Grace: I was at a Writer’s Conference a few years ago sharing about how badly I wanted to write a novel and how I wanted it to be about something compelling when I got to talking with a faculty member. She brought up the topic of human trafficking. Inspired, I started my research when I returned home and it wasn’t long before I grew infuriated with the heinousness of the crime as well as the fact that it happens under our noses. So, I chose to write about it, looking at the group of people forced into the trade and held by debt bondage. However, I wanted the story to be hopeful and to focus on the aftermath of the experience, looking at the recovery process from trauma. I wanted to attempt to humanize the choices – good, bad or otherwise – people (in this case my characters) make in trying to confront or overcome painful pasts, while still highlighting the God factor, the work He does in us when we ask.
Carrie: The process of recovery is so inspiring, from the accounts I’ve read. And God is THE ultimate Rescuer, isn’t He?
What do you most want readers to take away from Not Yet Beautiful?
Grace: I tried to cover a lot of grounds – looking at trauma and recovering from trauma, how hardships affect what we believe in or think we believe, how they force us to look inward and examine ourselves. And where we end up when all is said and done, whether that be where we thought we would or not. And perchance if it is, if that be for reasons we ordinarily would have thought would lead us there. I tried to look at people as consummate, influenced by our own psychology, our social lives, our faith, our fears and hopes and mostly by our dreams. But still imperfect because none of us are.
I’m really glad you asked this question as it gives me a chance to reflect.
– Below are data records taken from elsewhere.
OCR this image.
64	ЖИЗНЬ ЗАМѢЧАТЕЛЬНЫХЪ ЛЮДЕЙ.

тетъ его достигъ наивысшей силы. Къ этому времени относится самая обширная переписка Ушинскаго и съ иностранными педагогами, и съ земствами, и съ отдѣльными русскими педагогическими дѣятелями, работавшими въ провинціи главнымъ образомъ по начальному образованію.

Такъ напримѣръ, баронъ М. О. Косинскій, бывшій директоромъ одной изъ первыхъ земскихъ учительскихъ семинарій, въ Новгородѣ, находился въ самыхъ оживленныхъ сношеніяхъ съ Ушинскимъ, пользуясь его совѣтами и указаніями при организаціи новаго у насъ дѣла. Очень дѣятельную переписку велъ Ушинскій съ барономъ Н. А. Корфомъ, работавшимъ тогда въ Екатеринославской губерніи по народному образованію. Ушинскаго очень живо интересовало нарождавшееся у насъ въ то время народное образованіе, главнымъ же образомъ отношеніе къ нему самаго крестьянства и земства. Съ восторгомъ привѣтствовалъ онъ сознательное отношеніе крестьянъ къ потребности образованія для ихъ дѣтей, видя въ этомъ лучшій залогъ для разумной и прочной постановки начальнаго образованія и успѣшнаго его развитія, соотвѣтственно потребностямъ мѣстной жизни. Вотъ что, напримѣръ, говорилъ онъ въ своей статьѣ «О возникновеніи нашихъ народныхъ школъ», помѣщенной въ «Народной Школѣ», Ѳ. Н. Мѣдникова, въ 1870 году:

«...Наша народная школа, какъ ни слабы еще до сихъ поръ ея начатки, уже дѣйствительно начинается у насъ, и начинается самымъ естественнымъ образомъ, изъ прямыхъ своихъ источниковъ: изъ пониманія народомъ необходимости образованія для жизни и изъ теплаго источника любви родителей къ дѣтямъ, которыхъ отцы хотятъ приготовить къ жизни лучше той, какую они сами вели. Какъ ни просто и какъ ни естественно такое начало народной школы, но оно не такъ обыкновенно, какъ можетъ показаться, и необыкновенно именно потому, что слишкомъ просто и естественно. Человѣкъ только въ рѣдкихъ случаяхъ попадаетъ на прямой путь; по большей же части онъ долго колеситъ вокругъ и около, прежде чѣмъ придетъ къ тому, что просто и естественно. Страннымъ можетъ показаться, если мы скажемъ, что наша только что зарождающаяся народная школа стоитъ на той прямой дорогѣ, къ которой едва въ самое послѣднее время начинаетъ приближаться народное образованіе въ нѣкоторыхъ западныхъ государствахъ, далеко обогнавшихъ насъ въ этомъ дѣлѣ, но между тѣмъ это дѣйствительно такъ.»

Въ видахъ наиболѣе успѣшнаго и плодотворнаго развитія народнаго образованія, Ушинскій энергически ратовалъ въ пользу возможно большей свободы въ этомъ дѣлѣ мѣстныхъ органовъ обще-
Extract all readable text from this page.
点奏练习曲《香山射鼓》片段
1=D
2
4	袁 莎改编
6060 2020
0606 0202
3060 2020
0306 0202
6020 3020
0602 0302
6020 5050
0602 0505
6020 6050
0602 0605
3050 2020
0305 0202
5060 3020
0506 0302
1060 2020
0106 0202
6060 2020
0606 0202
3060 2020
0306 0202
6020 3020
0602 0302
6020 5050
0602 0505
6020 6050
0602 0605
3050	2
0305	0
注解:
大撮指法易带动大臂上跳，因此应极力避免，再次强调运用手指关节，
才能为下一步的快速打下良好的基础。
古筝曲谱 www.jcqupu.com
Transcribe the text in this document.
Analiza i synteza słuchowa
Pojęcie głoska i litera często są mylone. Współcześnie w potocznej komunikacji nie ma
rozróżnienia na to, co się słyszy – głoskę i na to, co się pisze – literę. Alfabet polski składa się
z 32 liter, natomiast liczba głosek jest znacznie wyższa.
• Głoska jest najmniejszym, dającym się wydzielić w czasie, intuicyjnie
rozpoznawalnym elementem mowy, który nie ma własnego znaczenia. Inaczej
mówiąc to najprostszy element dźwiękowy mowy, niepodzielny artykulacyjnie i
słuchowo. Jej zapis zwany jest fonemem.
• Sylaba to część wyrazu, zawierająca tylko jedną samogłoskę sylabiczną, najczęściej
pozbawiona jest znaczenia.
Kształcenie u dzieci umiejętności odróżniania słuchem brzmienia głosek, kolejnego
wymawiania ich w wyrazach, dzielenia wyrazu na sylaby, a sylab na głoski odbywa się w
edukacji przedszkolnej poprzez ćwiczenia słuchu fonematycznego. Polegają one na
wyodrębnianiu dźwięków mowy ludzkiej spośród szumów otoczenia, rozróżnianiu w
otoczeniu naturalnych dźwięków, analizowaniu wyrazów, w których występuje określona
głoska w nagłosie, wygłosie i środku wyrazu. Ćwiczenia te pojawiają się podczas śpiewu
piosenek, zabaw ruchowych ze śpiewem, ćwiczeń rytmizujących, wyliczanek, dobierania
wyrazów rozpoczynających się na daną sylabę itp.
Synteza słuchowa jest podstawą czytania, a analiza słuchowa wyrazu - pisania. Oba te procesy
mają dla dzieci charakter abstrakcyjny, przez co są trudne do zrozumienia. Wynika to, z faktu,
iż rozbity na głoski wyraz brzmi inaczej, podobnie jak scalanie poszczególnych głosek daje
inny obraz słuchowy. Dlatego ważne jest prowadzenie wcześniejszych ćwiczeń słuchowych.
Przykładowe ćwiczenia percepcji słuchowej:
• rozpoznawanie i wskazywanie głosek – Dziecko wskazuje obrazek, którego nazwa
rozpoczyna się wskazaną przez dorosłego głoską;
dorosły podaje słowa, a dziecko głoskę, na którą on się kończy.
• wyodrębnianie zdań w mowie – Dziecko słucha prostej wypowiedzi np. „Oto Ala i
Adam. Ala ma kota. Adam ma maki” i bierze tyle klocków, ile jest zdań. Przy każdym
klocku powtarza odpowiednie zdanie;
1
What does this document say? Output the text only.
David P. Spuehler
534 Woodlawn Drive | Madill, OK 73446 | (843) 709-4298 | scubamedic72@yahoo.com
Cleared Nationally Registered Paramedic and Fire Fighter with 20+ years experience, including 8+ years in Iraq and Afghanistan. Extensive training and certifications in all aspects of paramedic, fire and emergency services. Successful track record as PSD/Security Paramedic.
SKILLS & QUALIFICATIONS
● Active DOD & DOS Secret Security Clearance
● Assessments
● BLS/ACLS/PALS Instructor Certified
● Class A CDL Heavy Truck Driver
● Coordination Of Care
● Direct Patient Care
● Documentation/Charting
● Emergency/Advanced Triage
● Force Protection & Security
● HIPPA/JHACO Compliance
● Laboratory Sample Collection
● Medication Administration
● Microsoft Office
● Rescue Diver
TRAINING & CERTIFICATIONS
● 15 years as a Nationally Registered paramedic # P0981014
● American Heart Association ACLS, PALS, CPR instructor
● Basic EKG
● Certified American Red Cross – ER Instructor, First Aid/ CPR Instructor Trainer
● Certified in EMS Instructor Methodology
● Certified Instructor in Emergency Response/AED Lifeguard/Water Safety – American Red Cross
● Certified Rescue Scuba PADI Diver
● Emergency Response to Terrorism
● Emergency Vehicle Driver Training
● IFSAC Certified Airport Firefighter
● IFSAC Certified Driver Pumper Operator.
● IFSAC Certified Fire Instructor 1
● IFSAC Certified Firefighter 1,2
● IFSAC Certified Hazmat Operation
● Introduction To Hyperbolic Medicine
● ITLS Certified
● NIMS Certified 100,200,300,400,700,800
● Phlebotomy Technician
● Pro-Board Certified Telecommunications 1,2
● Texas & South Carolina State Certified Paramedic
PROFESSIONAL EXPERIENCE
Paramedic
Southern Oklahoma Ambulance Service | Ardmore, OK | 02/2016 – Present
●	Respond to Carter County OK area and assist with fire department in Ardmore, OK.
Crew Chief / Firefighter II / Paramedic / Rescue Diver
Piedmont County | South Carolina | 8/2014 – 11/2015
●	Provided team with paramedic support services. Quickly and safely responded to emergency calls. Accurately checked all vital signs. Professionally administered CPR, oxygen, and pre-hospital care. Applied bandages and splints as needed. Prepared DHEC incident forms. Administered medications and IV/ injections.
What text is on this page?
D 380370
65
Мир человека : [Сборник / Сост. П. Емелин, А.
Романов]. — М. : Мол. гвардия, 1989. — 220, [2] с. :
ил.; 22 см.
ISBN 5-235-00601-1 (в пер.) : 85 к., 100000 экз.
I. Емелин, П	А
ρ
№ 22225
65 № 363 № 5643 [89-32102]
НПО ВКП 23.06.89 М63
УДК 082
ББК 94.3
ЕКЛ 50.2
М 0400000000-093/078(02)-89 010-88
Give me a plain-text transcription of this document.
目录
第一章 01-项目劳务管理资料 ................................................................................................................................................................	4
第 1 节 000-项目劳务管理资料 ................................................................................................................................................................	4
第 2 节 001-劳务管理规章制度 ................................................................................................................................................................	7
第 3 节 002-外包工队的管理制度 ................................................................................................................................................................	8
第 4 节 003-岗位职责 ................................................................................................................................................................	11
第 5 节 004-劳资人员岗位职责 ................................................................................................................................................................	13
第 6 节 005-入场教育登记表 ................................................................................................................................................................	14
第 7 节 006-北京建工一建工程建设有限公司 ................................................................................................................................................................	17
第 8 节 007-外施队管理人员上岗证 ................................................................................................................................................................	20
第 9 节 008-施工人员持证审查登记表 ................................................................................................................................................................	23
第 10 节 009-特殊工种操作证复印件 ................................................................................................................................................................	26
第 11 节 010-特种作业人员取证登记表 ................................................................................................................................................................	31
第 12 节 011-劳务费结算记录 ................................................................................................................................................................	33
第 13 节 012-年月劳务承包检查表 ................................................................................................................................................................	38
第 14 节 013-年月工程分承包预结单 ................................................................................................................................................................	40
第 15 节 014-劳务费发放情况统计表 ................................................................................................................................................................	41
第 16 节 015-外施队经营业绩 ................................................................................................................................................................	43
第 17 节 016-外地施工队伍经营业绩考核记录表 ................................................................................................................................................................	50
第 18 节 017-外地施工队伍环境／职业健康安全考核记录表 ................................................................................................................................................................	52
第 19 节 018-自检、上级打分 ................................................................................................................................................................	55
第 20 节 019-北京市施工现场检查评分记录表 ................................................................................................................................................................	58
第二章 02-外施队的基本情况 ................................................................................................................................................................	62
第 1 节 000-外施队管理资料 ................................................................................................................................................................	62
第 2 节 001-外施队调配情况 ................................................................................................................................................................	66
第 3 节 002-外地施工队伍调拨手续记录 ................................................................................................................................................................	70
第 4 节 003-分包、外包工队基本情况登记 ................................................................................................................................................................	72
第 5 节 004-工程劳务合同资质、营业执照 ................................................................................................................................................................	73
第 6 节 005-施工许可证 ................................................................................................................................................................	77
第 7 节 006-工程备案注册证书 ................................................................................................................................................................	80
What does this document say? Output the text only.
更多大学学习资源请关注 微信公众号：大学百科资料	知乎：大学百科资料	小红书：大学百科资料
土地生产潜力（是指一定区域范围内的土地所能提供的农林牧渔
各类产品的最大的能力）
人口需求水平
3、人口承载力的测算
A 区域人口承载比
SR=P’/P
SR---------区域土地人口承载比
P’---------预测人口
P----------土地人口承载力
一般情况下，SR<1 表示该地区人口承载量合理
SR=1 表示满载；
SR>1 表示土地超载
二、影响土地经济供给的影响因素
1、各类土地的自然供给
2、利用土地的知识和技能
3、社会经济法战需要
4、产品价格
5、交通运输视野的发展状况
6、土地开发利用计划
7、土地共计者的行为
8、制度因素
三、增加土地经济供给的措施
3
I hope everyone takes something from the book about the power of hope and love, something that makes their lives a little richer.
Again thank you so much for taking time to talk with me! 🙂 Before we say goodbye for today, tell us what‘s coming up next for you.
Grace: I have a lot of things in the works, though they are all mostly in my head at this point. The first order of the day is the sequel to Not Yet Beautiful – spotlighting Deja’s story a little more and continuing Jaisen and Lola’s journey.
What about you? Which of the three main characters in Not Yet Beautiful most intrigues you?